Conceptions of Excellence in Primary Mathematics Teaching

McCullouch, Judith Mary (2015). Conceptions of Excellence in Primary Mathematics Teaching. EdD thesis The Open University.



This research had two drivers: the persistent demand by policy makers for educators to achieve 'excellence' in teaching without defining what is meant nor agreeing how to achieve it; the paradoxes encountered by teachers across education who create their identity through a need to reconcile their personality, life stories, professionalism and the political agenda. The research question was 'How is excellence in primary mathematics teaching perceived by primary teachers and mathematics teacher educators in England?' and analysis drew upon literature about education, mathematics education and the theoretical perspectives of social constructivism and socioculturalism. An interpretative approach was adopted to explore understandings and beliefs about what comprises excellence in mathematics teaching. Data were gained from four groups: student, non-specialist and mathematics specialist teachers, and university mathematics education lecturers - through interviews which produced both narrative and mind-maps.

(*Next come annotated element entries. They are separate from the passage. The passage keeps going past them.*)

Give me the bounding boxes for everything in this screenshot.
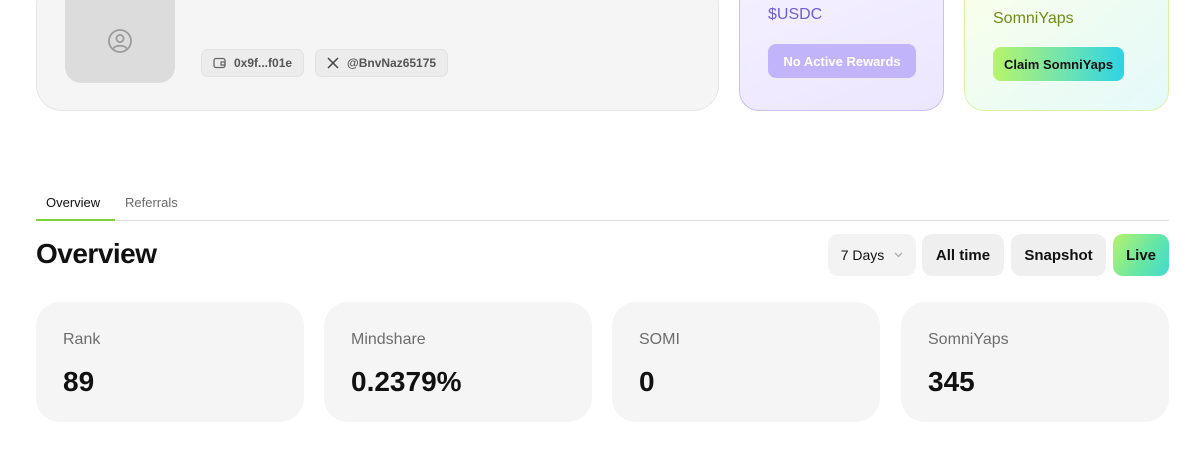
stat-label: SOMI	[639, 331, 680, 348]
tab-referrals[interactable]: Referrals	[125, 195, 178, 219]
active-tab-indicator	[36, 219, 115, 221]
profile-card: 0x9f...f01e @BnvNaz65175	[36, 0, 719, 111]
days-select-value: 7 Days	[840, 247, 885, 263]
stat-value: 0	[639, 366, 655, 397]
x-handle: @BnvNaz65175	[347, 56, 437, 70]
live-button[interactable]: Live	[1113, 234, 1169, 276]
x-handle-chip[interactable]: @BnvNaz65175	[315, 49, 449, 77]
days-select[interactable]: 7 Days	[828, 234, 916, 276]
stat-label: Mindshare	[351, 331, 426, 348]
stat-label: SomniYaps	[928, 331, 1009, 348]
user-circle-icon	[108, 29, 132, 53]
all-time-button[interactable]: All time	[922, 234, 1004, 276]
avatar	[65, 0, 175, 83]
wallet-icon	[213, 57, 226, 69]
tab-bar: Overview Referrals	[36, 190, 1169, 221]
profile-page: 0x9f...f01e @BnvNaz65175 $USDC No Active…	[0, 0, 1199, 454]
tab-overview[interactable]: Overview	[46, 195, 100, 219]
somniyaps-reward-card: SomniYaps Claim SomniYaps	[964, 0, 1169, 111]
stat-card-somniyaps: SomniYaps 345	[901, 302, 1169, 422]
stat-value: 345	[928, 366, 975, 397]
somniyaps-reward-title: SomniYaps	[993, 10, 1074, 27]
stat-card-rank: Rank 89	[36, 302, 304, 422]
claim-somniyaps-button[interactable]: Claim SomniYaps	[993, 47, 1124, 81]
page-title: Overview	[36, 238, 157, 269]
stat-label: Rank	[63, 331, 101, 348]
wallet-address-chip[interactable]: 0x9f...f01e	[201, 49, 305, 77]
stat-card-somi: SOMI 0	[612, 302, 880, 422]
stat-value: 0.2379%	[351, 366, 462, 397]
snapshot-button[interactable]: Snapshot	[1011, 234, 1106, 276]
usdc-reward-title: $USDC	[768, 6, 823, 23]
chevron-down-icon	[894, 252, 903, 258]
usdc-reward-card: $USDC No Active Rewards	[739, 0, 944, 111]
stat-card-mindshare: Mindshare 0.2379%	[324, 302, 592, 422]
wallet-address: 0x9f...f01e	[234, 56, 293, 70]
x-logo-icon	[327, 57, 339, 69]
no-active-rewards-button[interactable]: No Active Rewards	[768, 44, 916, 78]
stat-value: 89	[63, 366, 95, 397]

These were analysed thematically.

The analysis revealed and illuminated surprising and interesting new perspectives. The main outcomes were: three interwoven and interdependent themes (confidence, knowledge and supererogation) which contribute together to create excellent teaching in primary mathematics; two dichotomies exemplifying the complexities of teaching; and the unexpected emergence of 'good enough' being sufficient to meet targets. The three key themes will resonate with the teaching profession, providing an aid to articulating their embedded, implicit guild knowledge. The dichotomies and the notion of 'good enough' highlight the professional conundrums that teachers encounter. They have to reconcile their professional identity and beliefs with the exigencies of belonging to communities of practice as well as outside expectation and requirements. The research showed that excellence is an aspirational ideal, embodied in the child who is the product of excellent teaching. This research contributes to an understanding of factors impinging upon the development of excellent teaching (in mathematics education and beyond), thereby offering ways forward to educators and policy makers.